Fashioning the Black Body
March 15 – May 4, 2019
Fashioning the Black Body surveys how fashion, style, and the garment act as devices of investigative storytelling. The exhibition is curated by Dario Calmese and includes artists Bisa Butler, Soly Cissé, Renee Cox, David Antonio Cruz, Kenturah Davis, Hassan Hajjaj, Basil Kincaid, Mario Moore, Chris Ofili, Fahamu Pecou, Katherine Simóne Reynolds, Jacolby Satterwhite, Stan Squirewell, Mickalene Thomas, and Kehinde Wiley.
As a form of identification, self-actualization, and agency, the select artists engage the fashion object from various points of its ontogeny. In turn, Fashioning the Black Body becomes a dialogue about space: the space between black skin and cloth, the space that exists between the historically commodified and fetishized black body, and the space claimed for one’s self-defined identity.
“Far from the reaches of frivolity–a domain to which fashion is usually relegated–Black people have continually engaged the fashion object beyond its utilitarian functions into a device of pride, protection, resistance and camouflage,” states curator Dario Calmese.
Through the work of these artists, the Black body is transubstantiated into a semipermeable membrane between the gaze and the contents it holds–and more concretely–the tenuous distances between who we are, who we want to be, and how we are perceived.

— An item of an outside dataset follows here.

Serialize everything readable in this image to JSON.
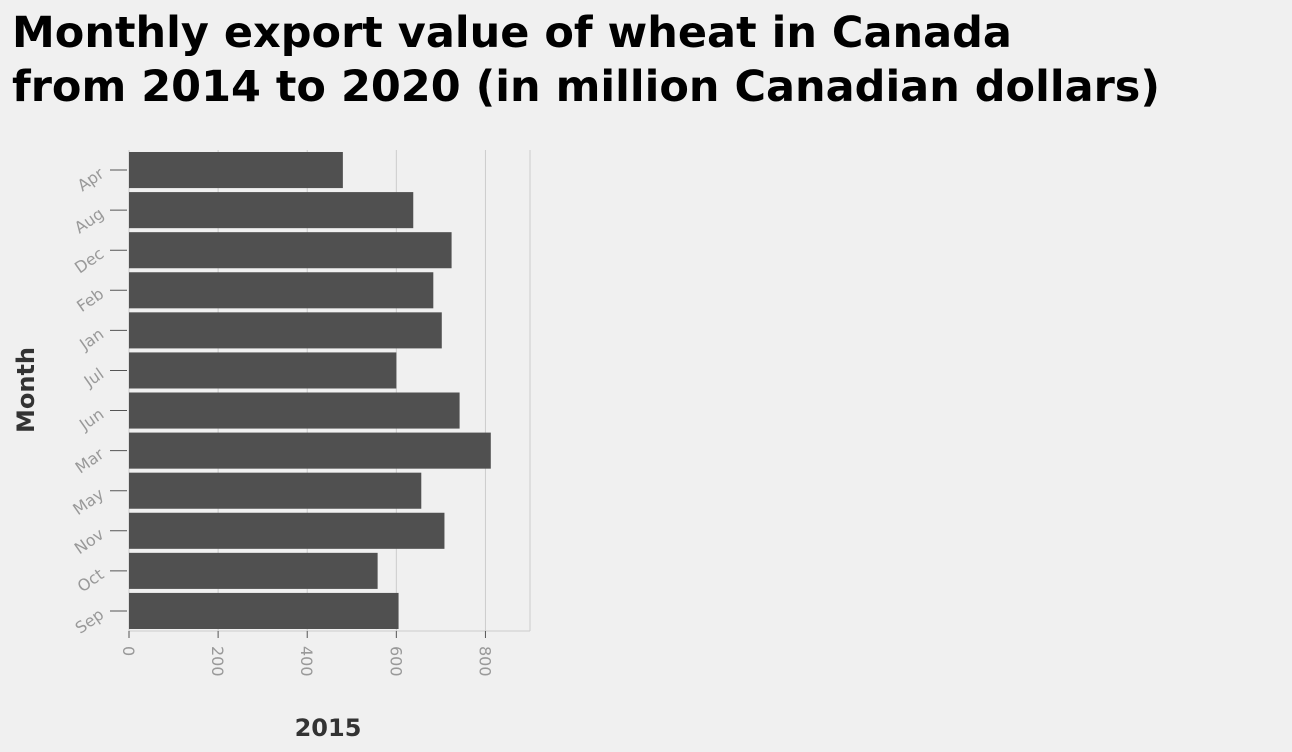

Dario Calmese is an artist working in photography whose practice includes live performance, video, and text. He received his master’s in photography from School of Visual Arts and his bachelor’s in psychology at Rockhurst University in Kansas City. Classically trained in the performing arts, he uses his knowledge of movement, gesture, and psychology to create characters and narratives that explore history, race, class, and what it means to be human.